The broader lesson aligns with a trend seen across open source security discussions: prevention alone is insufficient. Teams need evidence about what packages were installed, where they executed, and what they attempted to do.

Related reading:

What not to overclaim#

The Microsoft report describes a campaign that used malicious npm packages for reconnaissance. That alone does not automatically mean every affected environment experienced credential theft, persistence, lateral movement, or successful compromise.

The available information supports a narrower conclusion: attackers attempted to gather information from environments that executed the packages.

That distinction is important for incident response. Security teams should investigate based on evidence rather than assuming the worst-case outcome. At the same time, reconnaissance activity should not be dismissed as harmless simply because the observed objective was information collection.

FAQ#

Was this a new dependency confusion technique?#

Based on the reported information, the significance lies less in a new technique and more in the continued effectiveness of dependency confusion as an operational attack path. The campaign demonstrates that organizations remain vulnerable when package trust boundaries are unclear.

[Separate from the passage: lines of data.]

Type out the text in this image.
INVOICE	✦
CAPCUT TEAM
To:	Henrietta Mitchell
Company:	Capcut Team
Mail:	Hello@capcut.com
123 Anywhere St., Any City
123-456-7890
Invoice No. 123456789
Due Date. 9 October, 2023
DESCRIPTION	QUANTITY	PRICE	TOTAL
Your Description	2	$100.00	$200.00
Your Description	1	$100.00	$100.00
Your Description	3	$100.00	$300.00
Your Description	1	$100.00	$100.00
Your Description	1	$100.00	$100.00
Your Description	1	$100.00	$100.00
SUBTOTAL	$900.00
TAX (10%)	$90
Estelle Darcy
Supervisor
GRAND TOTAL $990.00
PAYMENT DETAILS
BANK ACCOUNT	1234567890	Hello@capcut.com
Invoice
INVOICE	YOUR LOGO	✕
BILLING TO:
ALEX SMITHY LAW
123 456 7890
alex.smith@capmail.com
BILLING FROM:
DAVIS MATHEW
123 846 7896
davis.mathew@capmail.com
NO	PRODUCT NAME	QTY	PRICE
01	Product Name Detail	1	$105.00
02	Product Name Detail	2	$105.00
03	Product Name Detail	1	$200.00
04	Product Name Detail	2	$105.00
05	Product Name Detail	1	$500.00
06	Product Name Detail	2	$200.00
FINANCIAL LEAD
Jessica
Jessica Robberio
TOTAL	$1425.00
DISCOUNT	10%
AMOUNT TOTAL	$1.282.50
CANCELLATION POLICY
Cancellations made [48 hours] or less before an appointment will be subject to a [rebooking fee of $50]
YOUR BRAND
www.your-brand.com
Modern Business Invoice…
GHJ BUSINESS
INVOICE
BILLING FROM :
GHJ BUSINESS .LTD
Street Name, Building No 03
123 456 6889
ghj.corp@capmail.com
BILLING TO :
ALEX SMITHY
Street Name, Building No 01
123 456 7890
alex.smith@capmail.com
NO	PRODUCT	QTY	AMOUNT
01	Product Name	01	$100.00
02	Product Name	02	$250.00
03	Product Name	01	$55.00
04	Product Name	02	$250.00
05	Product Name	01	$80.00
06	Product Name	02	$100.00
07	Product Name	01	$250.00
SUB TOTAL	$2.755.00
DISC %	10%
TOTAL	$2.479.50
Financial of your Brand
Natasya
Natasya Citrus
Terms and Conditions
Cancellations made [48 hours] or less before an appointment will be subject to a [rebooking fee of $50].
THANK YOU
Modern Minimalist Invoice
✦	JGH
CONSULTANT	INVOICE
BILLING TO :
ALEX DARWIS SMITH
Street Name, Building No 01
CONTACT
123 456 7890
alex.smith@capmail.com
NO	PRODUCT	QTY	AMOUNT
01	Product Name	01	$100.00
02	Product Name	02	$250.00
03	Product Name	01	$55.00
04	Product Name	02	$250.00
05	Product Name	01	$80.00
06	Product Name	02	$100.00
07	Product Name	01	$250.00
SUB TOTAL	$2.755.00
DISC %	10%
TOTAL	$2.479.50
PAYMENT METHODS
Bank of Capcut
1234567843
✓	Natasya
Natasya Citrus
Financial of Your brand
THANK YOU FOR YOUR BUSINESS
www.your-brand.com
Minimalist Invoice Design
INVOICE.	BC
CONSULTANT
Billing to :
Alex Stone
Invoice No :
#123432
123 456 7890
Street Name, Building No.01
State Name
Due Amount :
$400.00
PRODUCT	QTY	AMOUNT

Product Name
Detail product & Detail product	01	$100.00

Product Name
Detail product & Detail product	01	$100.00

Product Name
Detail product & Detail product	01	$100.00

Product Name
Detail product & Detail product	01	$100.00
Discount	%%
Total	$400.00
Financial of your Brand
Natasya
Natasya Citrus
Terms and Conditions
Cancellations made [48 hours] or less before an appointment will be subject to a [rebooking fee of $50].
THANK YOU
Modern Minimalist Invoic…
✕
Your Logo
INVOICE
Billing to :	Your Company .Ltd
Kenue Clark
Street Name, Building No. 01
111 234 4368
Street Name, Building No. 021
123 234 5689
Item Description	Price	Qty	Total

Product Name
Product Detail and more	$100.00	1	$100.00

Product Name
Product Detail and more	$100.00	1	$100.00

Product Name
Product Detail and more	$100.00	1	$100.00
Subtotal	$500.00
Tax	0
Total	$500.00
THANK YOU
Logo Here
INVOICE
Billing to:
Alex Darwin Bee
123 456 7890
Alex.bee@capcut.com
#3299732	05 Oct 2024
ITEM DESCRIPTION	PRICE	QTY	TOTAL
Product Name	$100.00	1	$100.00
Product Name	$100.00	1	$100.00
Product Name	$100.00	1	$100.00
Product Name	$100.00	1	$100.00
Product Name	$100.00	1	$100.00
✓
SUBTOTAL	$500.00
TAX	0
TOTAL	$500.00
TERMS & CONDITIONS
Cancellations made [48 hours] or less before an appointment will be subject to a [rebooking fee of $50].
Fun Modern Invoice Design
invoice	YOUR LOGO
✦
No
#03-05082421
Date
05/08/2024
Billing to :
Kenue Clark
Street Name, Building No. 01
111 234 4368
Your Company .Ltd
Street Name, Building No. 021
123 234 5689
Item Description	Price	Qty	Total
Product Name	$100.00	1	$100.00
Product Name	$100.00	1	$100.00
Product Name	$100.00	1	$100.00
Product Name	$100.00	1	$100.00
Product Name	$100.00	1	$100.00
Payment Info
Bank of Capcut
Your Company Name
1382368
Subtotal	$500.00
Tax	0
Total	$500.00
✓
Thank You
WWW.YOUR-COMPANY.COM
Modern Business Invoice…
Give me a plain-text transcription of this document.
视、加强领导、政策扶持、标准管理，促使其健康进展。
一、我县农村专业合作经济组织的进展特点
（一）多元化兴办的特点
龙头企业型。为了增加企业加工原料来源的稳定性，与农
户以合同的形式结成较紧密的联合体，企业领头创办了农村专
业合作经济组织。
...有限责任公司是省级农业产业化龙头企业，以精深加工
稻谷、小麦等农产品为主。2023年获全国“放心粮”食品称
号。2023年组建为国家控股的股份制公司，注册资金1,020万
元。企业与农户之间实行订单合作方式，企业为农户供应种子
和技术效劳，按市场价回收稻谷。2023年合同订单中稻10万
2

Who should care about this report?#

Organizations running npm-based development workflows, internal package ecosystems, automated build infrastructure, or CI/CD environments should pay attention. The risk is not limited to developers; build systems and automation pipelines are also potential targets.

Does a reconnaissance package automatically mean a breach occurred?#

No. Reconnaissance indicates that information gathering was attempted. Determining whether additional compromise occurred requires investigation, logging, telemetry, and evidence from the affected environment.